While much of our chattering classes remain obsessed with the fear of Islamophobia and are determined to keep alive the myth of a post 9/11 backlash against American Muslims, FBI hate crime statistics continue to show that anti-Jewish attacks outnumber those directed at Muslims by a huge margin. In every year since 9/11, the numbers show that attacks on Muslims are far less frequent than those on Jews. This is especially important to remember not just because of the sad violence in Kansas City but because so much of the media and other institutions are so heavily invested in the myths about Islamophobia while not taking strong stands against non-violent forms of anti-Semitism, such as the movement to wage economic warfare against the State of Israel.
Sadly, even institutions such as Brandeis University, which has strong ties to the Jewish community, remain so sensitive to charges of hostility to Islam that they are afraid to honor a person like Ayaan Hirsi Ali, who has spoken out against Islamic oppression of women.
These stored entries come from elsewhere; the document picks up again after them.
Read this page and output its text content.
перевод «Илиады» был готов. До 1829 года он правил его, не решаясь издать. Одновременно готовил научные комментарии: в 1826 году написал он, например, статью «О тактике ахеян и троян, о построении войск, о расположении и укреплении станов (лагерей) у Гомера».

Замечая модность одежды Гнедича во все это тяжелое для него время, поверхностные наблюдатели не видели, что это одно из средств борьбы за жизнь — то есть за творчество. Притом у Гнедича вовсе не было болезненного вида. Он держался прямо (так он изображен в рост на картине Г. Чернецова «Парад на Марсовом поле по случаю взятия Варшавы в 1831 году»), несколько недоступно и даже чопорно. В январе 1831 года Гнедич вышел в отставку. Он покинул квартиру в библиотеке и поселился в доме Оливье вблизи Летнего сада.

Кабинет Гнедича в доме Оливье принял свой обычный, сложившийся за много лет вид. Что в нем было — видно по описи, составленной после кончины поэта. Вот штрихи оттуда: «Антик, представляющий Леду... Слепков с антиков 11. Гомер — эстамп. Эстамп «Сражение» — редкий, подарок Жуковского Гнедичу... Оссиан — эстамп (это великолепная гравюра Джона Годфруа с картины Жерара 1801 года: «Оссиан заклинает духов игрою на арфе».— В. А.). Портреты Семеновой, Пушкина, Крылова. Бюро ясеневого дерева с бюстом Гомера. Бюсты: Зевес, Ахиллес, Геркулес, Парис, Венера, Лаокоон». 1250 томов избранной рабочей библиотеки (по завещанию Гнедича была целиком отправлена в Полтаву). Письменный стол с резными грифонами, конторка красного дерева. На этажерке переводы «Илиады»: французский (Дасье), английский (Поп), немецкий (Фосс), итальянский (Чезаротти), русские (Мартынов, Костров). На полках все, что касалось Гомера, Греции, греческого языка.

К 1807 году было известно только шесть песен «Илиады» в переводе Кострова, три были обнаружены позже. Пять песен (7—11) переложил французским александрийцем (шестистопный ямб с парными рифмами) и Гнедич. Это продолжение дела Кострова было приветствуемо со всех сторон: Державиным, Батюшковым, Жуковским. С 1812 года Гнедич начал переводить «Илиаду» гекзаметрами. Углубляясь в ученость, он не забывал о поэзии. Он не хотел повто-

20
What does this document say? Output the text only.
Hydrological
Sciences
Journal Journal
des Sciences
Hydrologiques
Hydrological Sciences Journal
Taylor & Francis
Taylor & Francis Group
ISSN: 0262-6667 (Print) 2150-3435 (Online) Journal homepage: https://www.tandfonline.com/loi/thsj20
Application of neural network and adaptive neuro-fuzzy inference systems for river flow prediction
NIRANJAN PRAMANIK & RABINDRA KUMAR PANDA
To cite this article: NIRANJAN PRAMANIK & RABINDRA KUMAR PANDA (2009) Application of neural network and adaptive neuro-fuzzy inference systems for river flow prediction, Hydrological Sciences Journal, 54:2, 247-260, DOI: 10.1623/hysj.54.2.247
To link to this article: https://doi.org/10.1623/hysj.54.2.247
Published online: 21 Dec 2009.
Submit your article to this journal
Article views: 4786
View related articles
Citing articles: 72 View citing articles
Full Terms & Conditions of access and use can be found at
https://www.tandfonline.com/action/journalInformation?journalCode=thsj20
But while worries about a non-existent wave of prejudice against Muslims are without basis, even in the United States those willing to express hostility to Jews and to, as the BDS movement has shown, subject their state to prejudicial treatment they would not inflict on any other religious or ethnic group, remains an unfortunate reality.
In her classic 1992 book If I Am Not For Myself … The Liberal Betrayal of the Jews, Ruth Wisse wrote that anti-Semitism was “the 20th century’s most durable ideology” since it was employed by several movements including fascists, Nazis, and Communists and yet had survived and transcended those horrors to reassert itself in a new era. Today the greatest threat to the Jewish people comes not from stray neo-Nazis but from Islamist terror and a genocidal theocracy in Iran that seeks nuclear capability. But whether focused on the remnants of old threats or the peril from the new, Jew hatred remains an unfortunate fact of life. While the crime that took place in Kansas City should not distort our view of American society or cause us to forget that barriers to acceptance of Jews have been almost totally erased, it should serve as a reminder that Jew hatred is far from dead.